Innovative financing mechanisms for universal health coverage

We were particularly concerned with the financing and purchasing mechanisms of the public sector, which have historically posed significant barriers to innovation and quality service delivery, especially within the most impoverished and marginalized populations. We agreed that a major shift in financing from fragmented disease-specific mechanisms [] to a more federated, equitable and efficient financing based on prepayment, pooling, and strategic purchasing, is a critical step for all countries on the path to UHC []. Working closely with the private sector, purchasing mechanisms within countries should be strengthened with strategic frameworks, using technology for predictive analysis of supplies, minimizing stock-outs, and maximizing access. Furthermore, transitioning toward health financing schemes that ensure financial protection and reward preventative care will be necessary to incentivize value-based integrated service delivery for all populations. This may require new capacities and legislation to enable strategic and value-based purchasing.

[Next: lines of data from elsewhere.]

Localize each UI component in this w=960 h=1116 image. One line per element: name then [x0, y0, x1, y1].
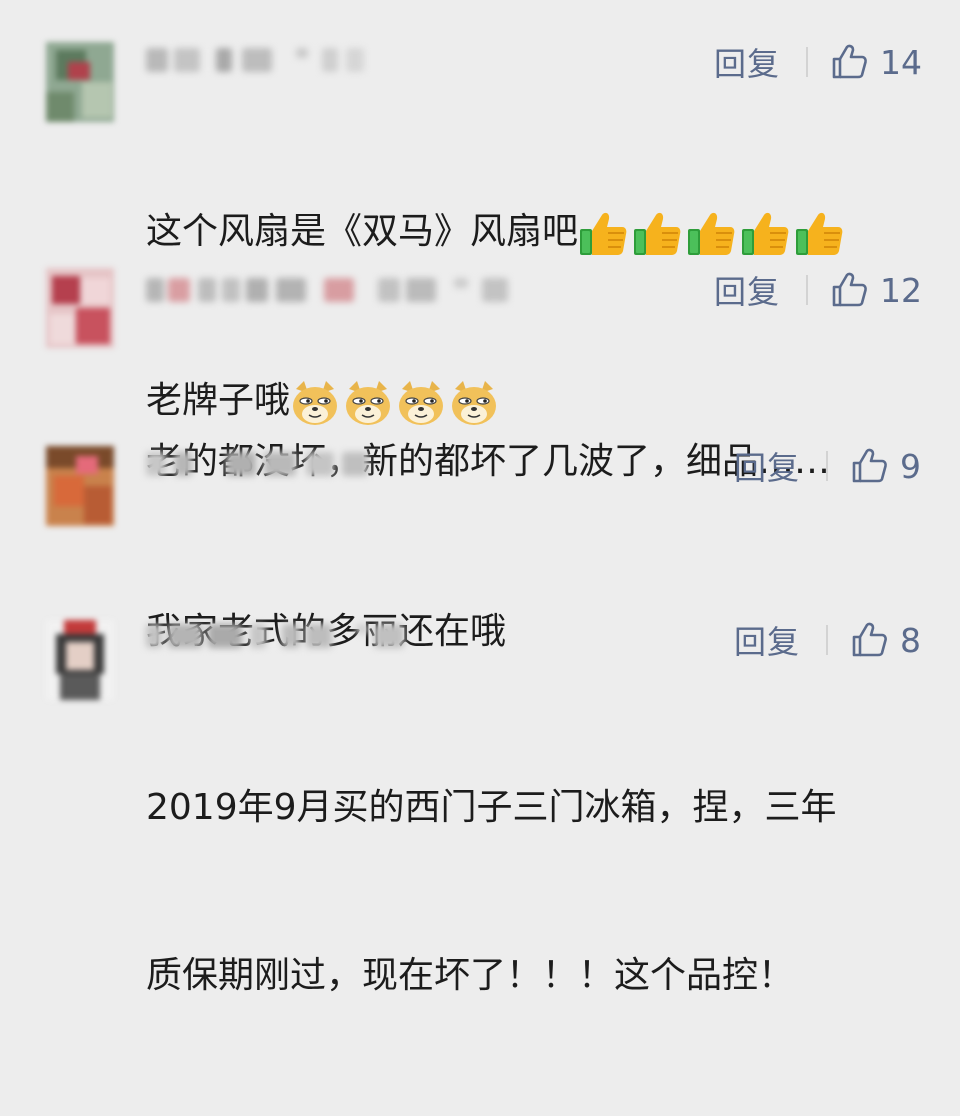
comment-text: 2019年9月买的西门子三门冰箱，捏，三年 质保期刚过，现在坏了！！！这个品控！ — [146, 668, 837, 1116]
thumbs-up-emoji-icon — [740, 211, 790, 257]
thumbs-up-emoji-icon — [632, 211, 682, 257]
like-count: 8 — [900, 620, 922, 660]
divider — [806, 275, 809, 305]
divider — [826, 451, 829, 481]
divider — [826, 625, 829, 655]
comment-actions: 回复 12 — [714, 268, 922, 312]
reply-button[interactable]: 回复 — [734, 443, 800, 489]
comment-line: 质保期刚过，现在坏了！！！这个品控！ — [146, 955, 795, 996]
reply-button[interactable]: 回复 — [714, 267, 780, 313]
like-icon[interactable] — [830, 271, 868, 309]
comment-actions: 回复 8 — [734, 618, 921, 662]
avatar[interactable] — [46, 268, 114, 348]
divider — [806, 47, 809, 77]
comment-line: 这个风扇是《双马》风扇吧 — [146, 204, 848, 261]
like-icon[interactable] — [850, 621, 888, 659]
username[interactable] — [146, 618, 426, 656]
like-count: 9 — [900, 446, 922, 486]
avatar[interactable] — [46, 446, 114, 526]
thumbs-up-emoji-row — [578, 205, 848, 261]
username[interactable] — [146, 272, 526, 310]
thumbs-up-emoji-icon — [578, 211, 628, 257]
username[interactable] — [146, 42, 376, 80]
username[interactable] — [146, 446, 386, 484]
reply-button[interactable]: 回复 — [714, 39, 780, 85]
avatar[interactable] — [46, 42, 114, 122]
thumbs-up-emoji-icon — [686, 211, 736, 257]
comment-line: 2019年9月买的西门子三门冰箱，捏，三年 — [146, 787, 837, 828]
like-count: 14 — [880, 42, 923, 82]
avatar[interactable] — [46, 620, 114, 700]
thumbs-up-emoji-icon — [794, 211, 844, 257]
comment-line-text: 这个风扇是《双马》风扇吧 — [146, 211, 579, 252]
like-icon[interactable] — [850, 447, 888, 485]
comment-actions: 回复 9 — [734, 444, 921, 488]
reply-button[interactable]: 回复 — [734, 617, 800, 663]
comment-actions: 回复 14 — [714, 40, 922, 84]
like-icon[interactable] — [830, 43, 868, 81]
like-count: 12 — [880, 270, 923, 310]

Furthermore, it is important to recognize that many governments have not historically had the autonomy or agency to determine their own financing and purchasing mechanisms, which have often been driven by the agendas of multilateral organizations, development banks, and non-governmental organizations. Accordingly, our group emphasized the importance of these international entities aligning amongst themselves with greater clarity on how development assistance for health can contribute more effectively to greater mobilization and better use of domestic financing, meeting the needs of local populations [].

Limitations

We brought together a diverse group of global stakeholders for a high-level dialogue on how to create an enabling ecosystem for disruptive primary care innovation. However, this was by no means representative of all stakeholders as key groups including patient representative groups, diversity in geographical distribution, and global south academic institutions were not present. Additionally, the “private sector” in our convening predominately represents multinational corporations (MNC), rather than private sector service delivery providers, which exist in many LMICs. Given the limited scope of the private sector representation in our convening, we did not discuss the “private sector-ization” of health care services; rather, we focused on how public-private partnerships in the form of how MNCs can meaningfully contribute to the national or sub-national PHC agenda, aligning objectives, strategies and shared indicators for success. The summary from our convening is not intended to be representative of all global voices, but rather, offer a concise perspective from some engaged voices.

Conclusion

Much has changed in global health since Alma Ata in 1978. While we celebrate advances, we must acknowledge our shortfalls and the challenges ahead as we strive for UHC by 2030. Today, the global burden of disease is changing, health inequities are glaring, and past strategies will be insufficient for overcoming the significant barriers in our path. What has not changed, however, is the clarion vision of PHC as the basis for quality health service delivery, and its critical role in achieving UHC.

In this historic moment, we have summarized the insights of our convening, to catalyze further discourse. We firmly believe that UHC by 2030 is achievable, and that strong, technology-enabled, team-based PHC will be the foundation. It is time for a new visionary strategy that appropriately leverages past lessons, coupled with current opportunities, to advance primary care and finally achieve Health for All.